How your boss’s personality affects your work team’s performance

March 12, 2020 - Liz Schondelmayer

When it comes to fostering a healthy, productive work environment, how much does leadership actually play a role? According to new research from social scientists Jason Huang and Chenwei Liao of the Michigan State University School of Human Resources and Labor Relations, your boss’s personality has a significant impact on your work team’s commitment and quality of work. 

Dr. Huang and Dr. Liao found that bosses with proactive personalities best complement work teams with a higher need for approval. However, when employees are less reliant on their bosses for direction and feedback, a more hands-off leadership personality is best.

Based on a review of the literature, a typical proactive boss has qualities such as: understanding their team’s dynamic, guiding team projects, anticipating future events, helping their employees set and achieve goals and creating a positive work environment. 

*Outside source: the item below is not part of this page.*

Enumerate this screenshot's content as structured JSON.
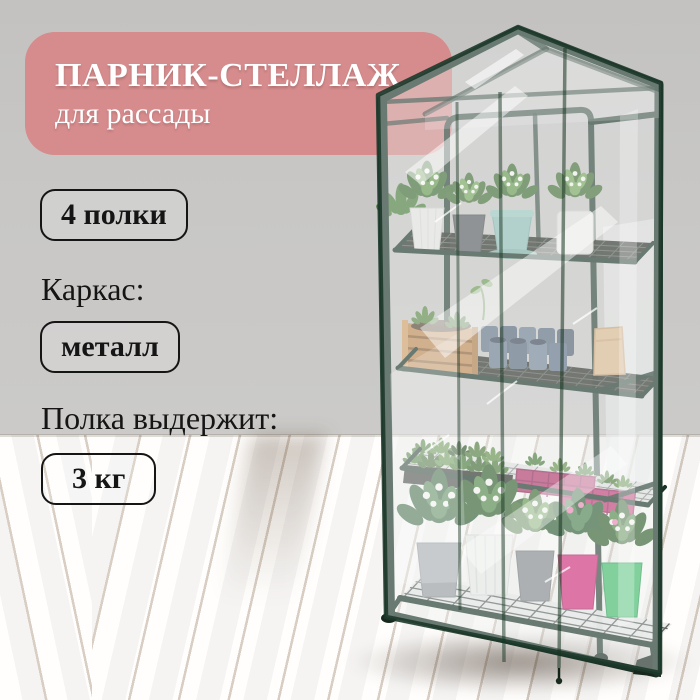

Individuals with a high need for approval tend to be sensitive to social cues and expectations, and tend to be influenced by those around them. 

Pairing these two personalities is a match made in productivity heaven. “The structure and feedback a proactive boss gives creates the perfect environment for individuals who respond positively to external validation and praise,” explains Dr. Huang.

The result of matching a team of individuals with a higher need for approval and a proactive leadership style is significant: teams share a stronger emotional bond, and thus perform their job tasks better. 

The researchers hope that future work is done on leadership expectations and understanding the motive behind employee approval-seeking. In the meantime, companies and organizations can utilize this research to make better-informed hiring and placement decisions.

When new employees are hired, it’s important that they’ll be the right fit, not just for the job, but for the work team itself,” says Dr. Huang. “Organizations should try to recruit leaders and employees who complement each other, because the environment and the work output will be significantly more positive if they do.